Modeling, Design and Suspension Force Analysis of a Novel AC Six-Pole Heteropolar Hybrid Magnetic Bearing

Abstract

To improve the radial suspension force of heteropolar hybrid magnetic bearing (HMB), a novel AC six-pole heteropolar HMB is proposed. Firstly, the structure, magnetic circuit, and suspension force generation principle are introduced and analyzed. Secondly, the equivalent magnetic circuits are established. The mathematical models of magnetic resistances, air gap magnetic fluxes, and levitation force are derived by node magnetomotive force (MMF) method.
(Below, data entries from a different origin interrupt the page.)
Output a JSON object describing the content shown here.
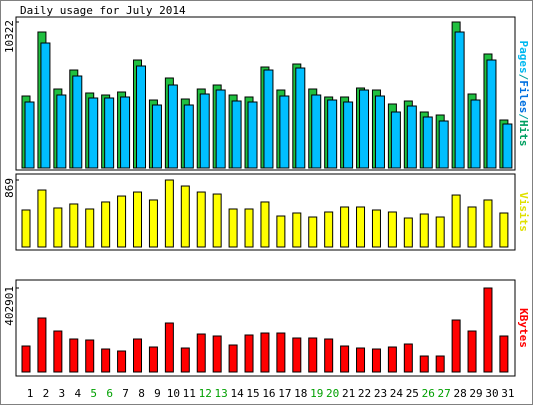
{
  "title": "Daily usage for July 2014",
  "chart_data": [
    {
      "type": "bar",
      "pages_label": {
        "text": "Pages",
        "color": "#00b8f0"
      },
      "separator": "/",
      "series": [
        {
          "name": "Files",
          "color": "#00bfff",
          "label_color": "#0070e0",
          "values": [
            4666,
            8837,
            5161,
            6504,
            4949,
            4949,
            5020,
            7211,
            4454,
            5868,
            4454,
            5232,
            5514,
            4737,
            4666,
            6928,
            5090,
            7070,
            5161,
            4807,
            4666,
            5514,
            5090,
            3959,
            4383,
            3606,
            3323,
            9615,
            4807,
            7635,
            3111
          ]
        },
        {
          "name": "Hits",
          "color": "#20c040",
          "label_color": "#00a060",
          "values": [
            5090,
            9615,
            5585,
            6928,
            5302,
            5161,
            5373,
            7635,
            4807,
            6363,
            4878,
            5585,
            5868,
            5161,
            5020,
            7140,
            5514,
            7352,
            5585,
            5020,
            5020,
            5656,
            5514,
            4525,
            4737,
            3959,
            3747,
            10322,
            5232,
            8060,
            3394
          ]
        }
      ],
      "ylim": [
        0,
        10322
      ],
      "yticks": [
        10322
      ]
    },
    {
      "type": "bar",
      "series": [
        {
          "name": "Visits",
          "color": "#ffff00",
          "label_color": "#e0e000",
          "values": [
            480,
            739,
            506,
            558,
            493,
            584,
            661,
            713,
            610,
            869,
            791,
            713,
            687,
            493,
            493,
            584,
            402,
            441,
            389,
            454,
            519,
            519,
            480,
            454,
            376,
            428,
            389,
            674,
            519,
            610,
            441
          ]
        }
      ],
      "ylim": [
        0,
        869
      ],
      "yticks": [
        869
      ]
    },
    {
      "type": "bar",
      "series": [
        {
          "name": "KBytes",
          "color": "#ff0000",
          "label_color": "#ff0000",
          "values": [
            124700,
            259000,
            196600,
            158300,
            153500,
            110300,
            100700,
            158300,
            119900,
            235000,
            115100,
            182200,
            172700,
            129500,
            177500,
            187000,
            187000,
            163100,
            163100,
            158300,
            124700,
            115100,
            110300,
            119900,
            134300,
            76700,
            76700,
            249400,
            196600,
            402901,
            172700
          ]
        }
      ],
      "ylim": [
        0,
        402901
      ],
      "yticks": [
        402901
      ],
      "categories": [
        "1",
        "2",
        "3",
        "4",
        "5",
        "6",
        "7",
        "8",
        "9",
        "10",
        "11",
        "12",
        "13",
        "14",
        "15",
        "16",
        "17",
        "18",
        "19",
        "20",
        "21",
        "22",
        "23",
        "24",
        "25",
        "26",
        "27",
        "28",
        "29",
        "30",
        "31"
      ],
      "category_colors": [
        "#000",
        "#000",
        "#000",
        "#000",
        "#00a000",
        "#00a000",
        "#000",
        "#000",
        "#000",
        "#000",
        "#000",
        "#00a000",
        "#00a000",
        "#000",
        "#000",
        "#000",
        "#000",
        "#000",
        "#00a000",
        "#00a000",
        "#000",
        "#000",
        "#000",
        "#000",
        "#000",
        "#00a000",
        "#00a000",
        "#000",
        "#000",
        "#000",
        "#000"
      ]
    }
  ]
}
The main parameters of prototype heteropolar HMB, such as outer and inner air-gap length, winding turns, and permanent magnets, are designed. Then, the analysis model is established by MagNet 3D. The magnetic circuit, air-gap flux density, suspension mechanism, force-current relationships, force-displacement relationships, and force coupling characteristics are analyzed and calculated. Finally, the experimental system was built to test the levitation force and levitation displacement waveforms. The research results have shown that the proposed novel six-pole heteropolar HMB has a reasonable structure and magnetic circuit. The design method is also proven to be correct. Furthermore, it is compared with the traditional heteropolar six-pole HMB, the maximum suspension forces in the X and Y directions are increased by 1.96 and 2.02 times, respectively.